How Sifu’s kung fu combat works

Building on our experience working on martial arts gameplay with Absolver but focusing this time on a single-player game, we wanted with Sifu to offer a unique player experience, heavily drawing from kung fu and martial arts movies. Fighting villains by the dozen in a nightclub, jumping over tables and throwing bottles, we want the player to feel like the main character of a kung fu movie.

In terms of design, it meant for us striking a balance between credibility – realistic combat techniques, faithful animations – and esthetics, with crisp action and immersive camera framings. With Sifu, we wanted to mix the esthetics of classic kung fu movies with the raw close-quarters combat found in modern movies such as The Raid, Old Boy, or John Wick. 

The combat system draws from these different inspirations. We want the gameplay to offer a challenge consistent with the kung fu values of training and self-improvement. And we want players to experience a progression, to feel like they are learning kung fu, improving, and progressively earning their power fantasy. 

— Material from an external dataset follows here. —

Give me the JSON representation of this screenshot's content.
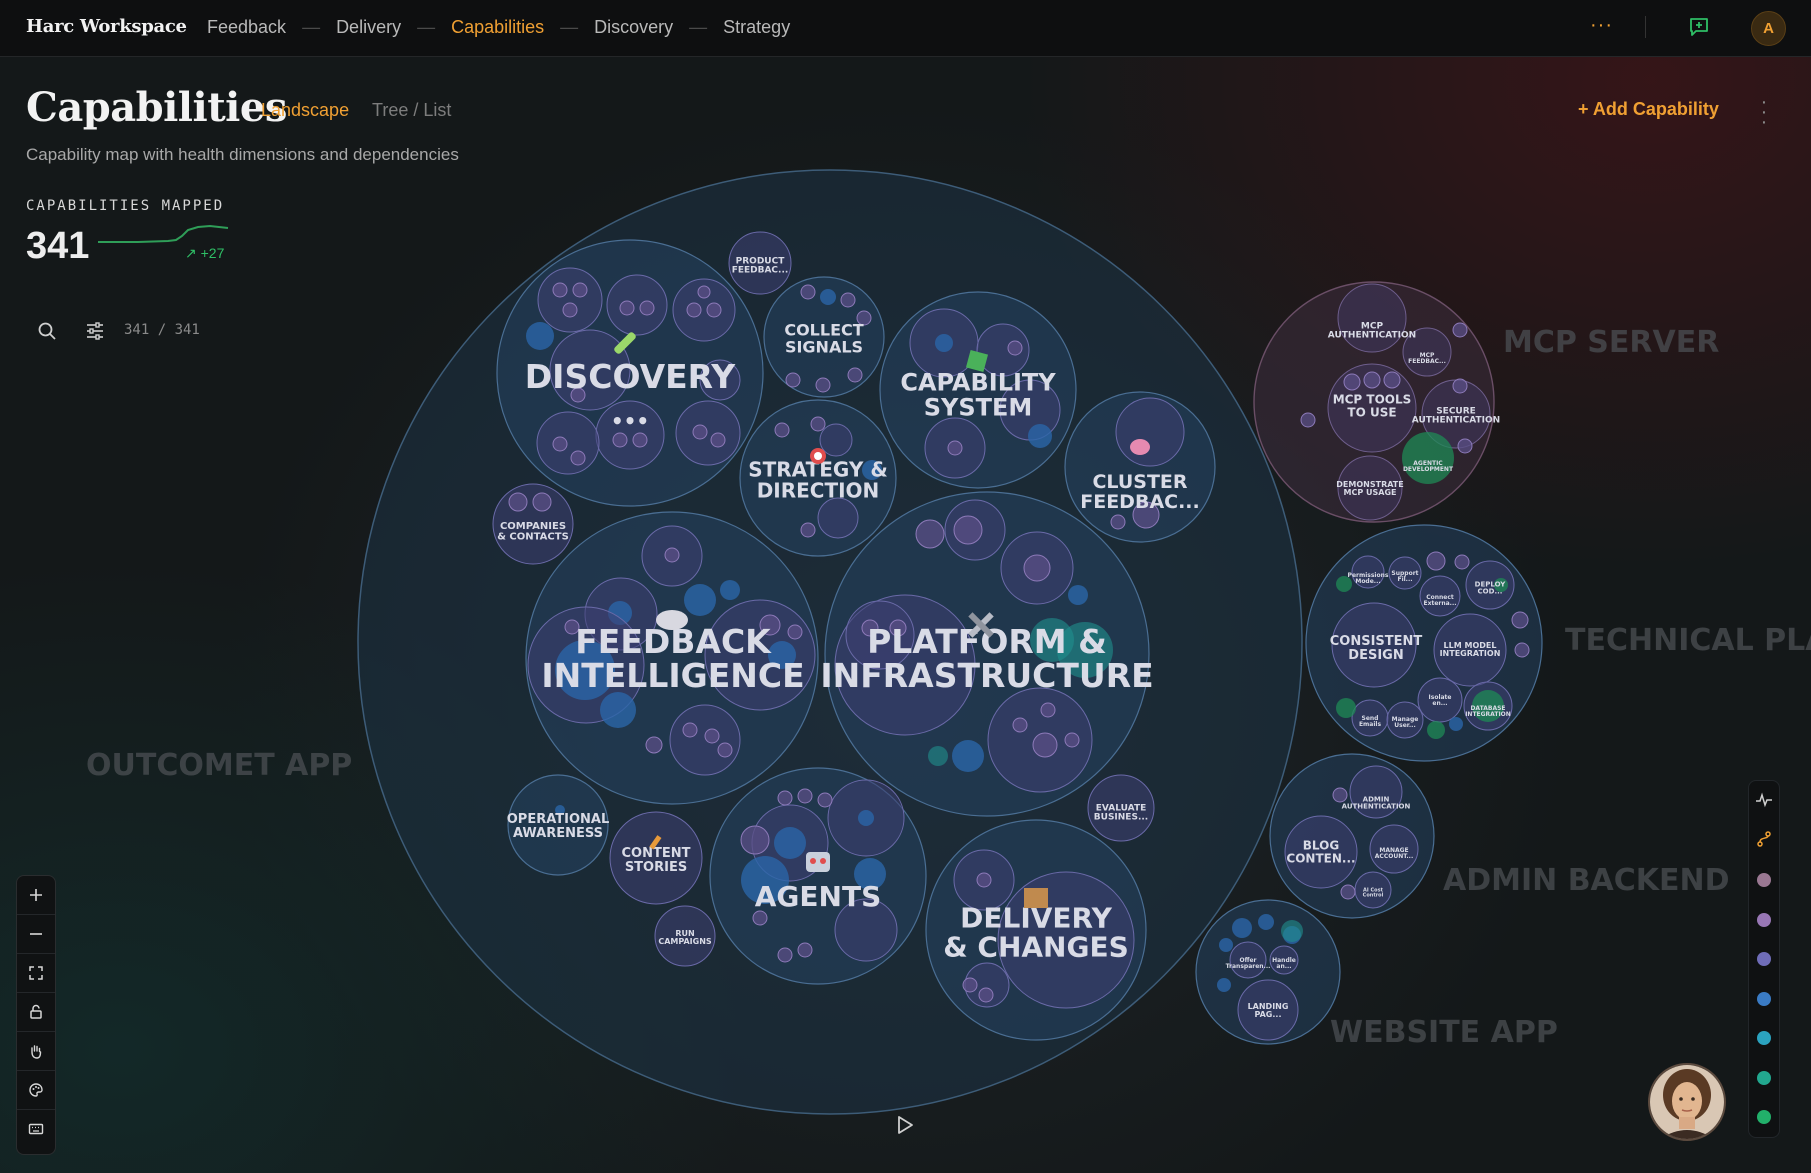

We designed what we called the Structure system, to emulate the real combat notion of impacting and breaking the stance of your opponent, his ability to attack and defend himself. It takes the form of a gauge, for both you and your enemies. If you manage to break your opponent’s structure, you will be able to finish them with a powerful takedown, which is the opportunity to display the devastating techniques of Pak Mei. But if your own structure gauge is filled, you’re unable to fight and defend yourself for a short duration and you will find yourself vulnerable to your enemies’ attacks.

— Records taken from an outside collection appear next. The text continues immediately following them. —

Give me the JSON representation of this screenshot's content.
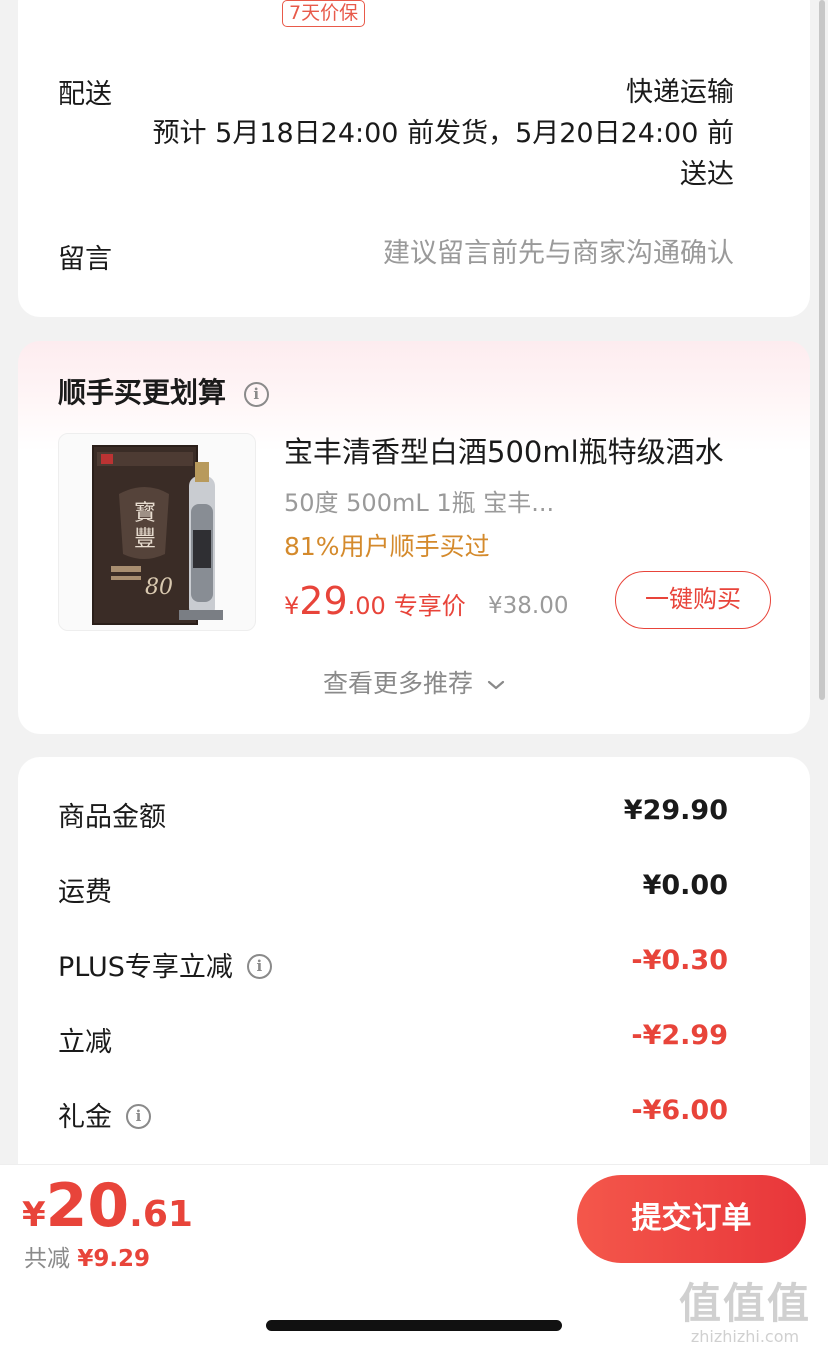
{
  "delivery_card": {
    "badge": "7天价保",
    "delivery_label": "配送",
    "delivery_method": "快递运输",
    "delivery_line1": "预计 5月18日24:00 前发货，5月20日24:00 前",
    "delivery_line2": "送达",
    "note_label": "留言",
    "note_placeholder": "建议留言前先与商家沟通确认"
  },
  "recommend_card": {
    "title": "顺手买更划算",
    "product": {
      "name": "宝丰清香型白酒500ml瓶特级酒水",
      "spec": "50度 500mL 1瓶 宝丰...",
      "buy_rate": "81%用户顺手买过",
      "price_yen": "¥",
      "price_int": "29",
      "price_dec": ".00",
      "price_tag": "专享价",
      "original_price": "¥38.00",
      "buy_button": "一键购买"
    },
    "more_label": "查看更多推荐"
  },
  "summary_card": {
    "rows": [
      {
        "label": "商品金额",
        "value": "¥29.90",
        "info": false,
        "red": false
      },
      {
        "label": "运费",
        "value": "¥0.00",
        "info": false,
        "red": false
      },
      {
        "label": "PLUS专享立减",
        "value": "-¥0.30",
        "info": true,
        "red": true
      },
      {
        "label": "立减",
        "value": "-¥2.99",
        "info": false,
        "red": true
      },
      {
        "label": "礼金",
        "value": "-¥6.00",
        "info": true,
        "red": true
      }
    ]
  },
  "bottom_bar": {
    "total_yen": "¥",
    "total_int": "20",
    "total_dec": ".61",
    "saved_label": "共减",
    "saved_amount": "¥9.29",
    "submit_label": "提交订单"
  },
  "watermark": {
    "logo": "值值值",
    "site": "zhizhizhi.com"
  },
  "colors": {
    "accent_red": "#e8443a",
    "orange_text": "#d48a2c",
    "muted_text": "#9a9a9a",
    "background": "#f2f2f2"
  },
  "icons": {
    "info": "info-circle-icon",
    "more": "chevron-down-icon"
  }
}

Blocking attacks will quickly fill your balance gauge, and we’ve given the players a few more flexible defensive options. Dodges will allow you to create space at key times and can be life savers. But more importantly, parrying hits at the right time will let you deflect the blow, unbalancing your opponent and opening opportunities to counterattack or to throw them down. You can also avoid blows altogether, by ducking under or jumping over incoming strikes. It is particularly useful against strong hits that you can’t parry or to quickly recover balance and strike back at your opponent.